Was heißt das Urteil für Prepaid-Nutzer?

Wer ein Prepaid-Handy nutzt, sollte immer einen genauen Blick auf die AGB seines Anbieters werfen. Dort muss sich ein Hinweis darüber finden lassen, dass die Kosten für Premium-Dienste oder Roaming erst vier Wochen später abgerechnet werden können. Laut BGH muss dieser Hinweis für den Kunden leicht auffindbar und verständlich sein.
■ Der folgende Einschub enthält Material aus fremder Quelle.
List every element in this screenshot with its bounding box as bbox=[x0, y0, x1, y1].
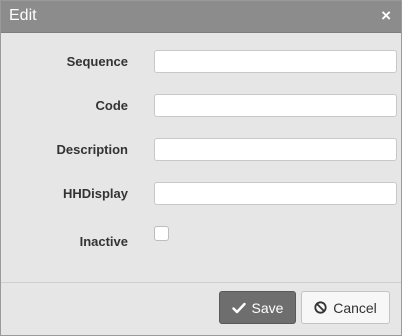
sequence-input[interactable] bbox=[154, 50, 397, 73]
save-label: Save bbox=[251, 299, 284, 316]
check-icon bbox=[231, 302, 246, 314]
cancel-button[interactable]: Cancel bbox=[301, 291, 390, 324]
edit-dialog: Edit × Sequence Code Description HHDispl… bbox=[0, 0, 402, 336]
dialog-footer: Save Cancel bbox=[1, 282, 401, 335]
code-label: Code bbox=[95, 98, 129, 113]
form-row-code: Code bbox=[1, 94, 401, 117]
cancel-label: Cancel bbox=[333, 299, 377, 316]
description-label: Description bbox=[56, 142, 128, 157]
close-icon[interactable]: × bbox=[381, 7, 391, 25]
hhdisplay-label: HHDisplay bbox=[62, 186, 128, 201]
sequence-label: Sequence bbox=[66, 54, 128, 69]
form-row-sequence: Sequence bbox=[1, 50, 401, 73]
dialog-title: Edit bbox=[9, 7, 37, 24]
ban-icon bbox=[314, 301, 327, 314]
hhdisplay-input[interactable] bbox=[154, 182, 397, 205]
inactive-label: Inactive bbox=[79, 234, 128, 249]
form-row-hhdisplay: HHDisplay bbox=[1, 182, 401, 205]
code-input[interactable] bbox=[154, 94, 397, 117]
save-button[interactable]: Save bbox=[219, 291, 296, 324]
dialog-titlebar[interactable]: Edit × bbox=[1, 1, 401, 33]
form-row-description: Description bbox=[1, 138, 401, 161]
form-row-inactive: Inactive bbox=[1, 225, 401, 249]
description-input[interactable] bbox=[154, 138, 397, 161]
inactive-checkbox[interactable] bbox=[154, 226, 169, 241]
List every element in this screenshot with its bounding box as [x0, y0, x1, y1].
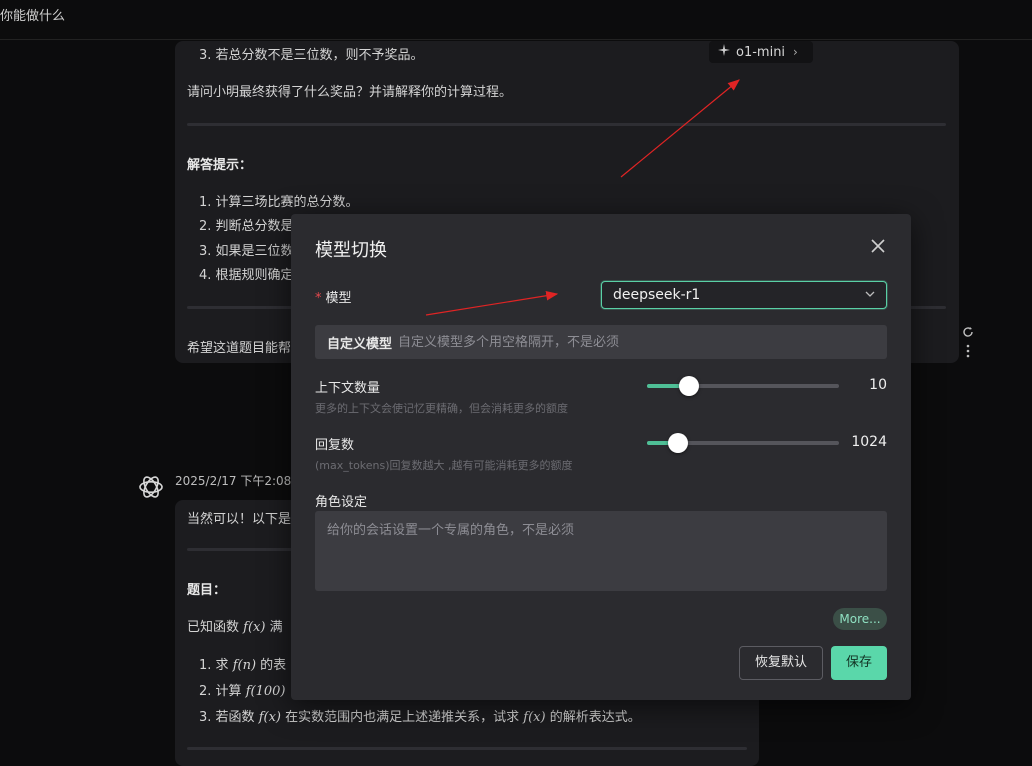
question-text: 请问小明最终获得了什么奖品？并请解释你的计算过程。 [187, 85, 513, 100]
custom-model-field[interactable]: 自定义模型 [315, 325, 887, 359]
step-3: 3. 如果是三位数 [199, 244, 294, 259]
slider-handle[interactable] [679, 376, 700, 396]
question-3: 3. 若函数 f(x) 在实数范围内也满足上述递推关系，试求 f(x) 的解析表… [199, 710, 641, 725]
dialog-title: 模型切换 [315, 240, 387, 261]
custom-model-label: 自定义模型 [327, 336, 393, 352]
step-1: 1. 计算三场比赛的总分数。 [199, 195, 359, 210]
model-select-value: deepseek-r1 [613, 287, 701, 303]
given-text: 已知函数 f(x) 满 [187, 620, 283, 635]
sparkle-icon [718, 44, 730, 60]
reset-default-button[interactable]: 恢复默认 [739, 646, 823, 680]
reply-value: 1024 [851, 434, 887, 450]
divider [187, 747, 747, 750]
reply-slider[interactable] [647, 433, 839, 453]
assistant-avatar-icon [136, 472, 166, 502]
chevron-down-icon [864, 288, 876, 300]
divider [187, 123, 946, 126]
top-bar: 你能做什么 [0, 0, 1032, 40]
closing-text: 希望这道题目能帮 [187, 341, 292, 356]
reply-label: 回复数 [315, 438, 355, 453]
question-2: 2. 计算 f(100) [199, 684, 286, 699]
role-textarea[interactable] [315, 511, 887, 591]
rule-3: 3. 若总分数不是三位数，则不予奖品。 [199, 48, 424, 63]
role-label: 角色设定 [315, 495, 368, 510]
save-button[interactable]: 保存 [831, 646, 887, 680]
close-icon[interactable] [868, 236, 888, 256]
intro-text: 当然可以！以下是 [187, 512, 292, 527]
model-chip[interactable]: o1-mini › [709, 41, 813, 63]
model-chip-label: o1-mini [736, 44, 786, 60]
question-1: 1. 求 f(n) 的表 [199, 658, 287, 673]
more-vertical-icon[interactable] [962, 344, 974, 362]
hint-title: 解答提示： [187, 158, 253, 173]
custom-model-input[interactable] [398, 334, 839, 350]
context-hint: 更多的上下文会使记忆更精确，但会消耗更多的额度 [315, 402, 568, 415]
reply-hint: (max_tokens)回复数越大 ,越有可能消耗更多的额度 [315, 459, 573, 472]
step-2: 2. 判断总分数是 [199, 219, 294, 234]
step-4: 4. 根据规则确定 [199, 268, 294, 283]
conversation-title: 你能做什么 [0, 9, 66, 24]
problem-title: 题目： [187, 583, 227, 598]
model-switch-dialog: 模型切换 *模型 deepseek-r1 自定义模型 上下文数量 更多的上下文会… [291, 214, 911, 700]
slider-handle[interactable] [667, 433, 688, 453]
context-slider[interactable] [647, 376, 839, 396]
chevron-right-icon: › [793, 45, 798, 59]
message-timestamp: 2025/2/17 下午2:08:3 [175, 474, 303, 488]
message-actions [962, 326, 974, 362]
context-value: 10 [869, 377, 887, 393]
model-select[interactable]: deepseek-r1 [601, 281, 887, 309]
context-label: 上下文数量 [315, 381, 381, 396]
refresh-icon[interactable] [962, 326, 974, 342]
more-button[interactable]: More... [833, 608, 887, 630]
model-label: * 模型 [315, 291, 352, 306]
Darüber hinaus dürfe eine solche Regelung nur dann greifen, wenn es sich um „Roamingverbindungen, Verbindungen zu Premiumdiensten sowie über das Sprach oder Datennetz in Anspruch genommene Mehrwertdienste“ handelt.

In folgenden Fällen kann das BGH-Urteil von 2014 somit nicht als Richtlinie angesehen werden und Kunden müssen keine Angst haben, bei Prepaid ins Minus zu rutschen:

• die oben genannte Klausel befindet sich NICHT in den AGB
• die Klausel ist versteckt in den AGB untergebracht
• der jeweilige Abschnitt ist schwer verständlich verfasst
• ein anderer Dienst außer der in den AGB genannten wird genutzt

Generell ist bei der Handynutzung im Ausland immer Vorsicht geboten. Wer unkalkulierbare Kosten umgehen möchte, lässt sein Handy am besten zuhause, wenn er ins Ausland fährt. Alternativ dazu bietet es sich an, die bei vielen Prepaid-Anbietern erhältlichen EU-Pakete mit Freiminuten, SMS und Datennutzung zu buchen.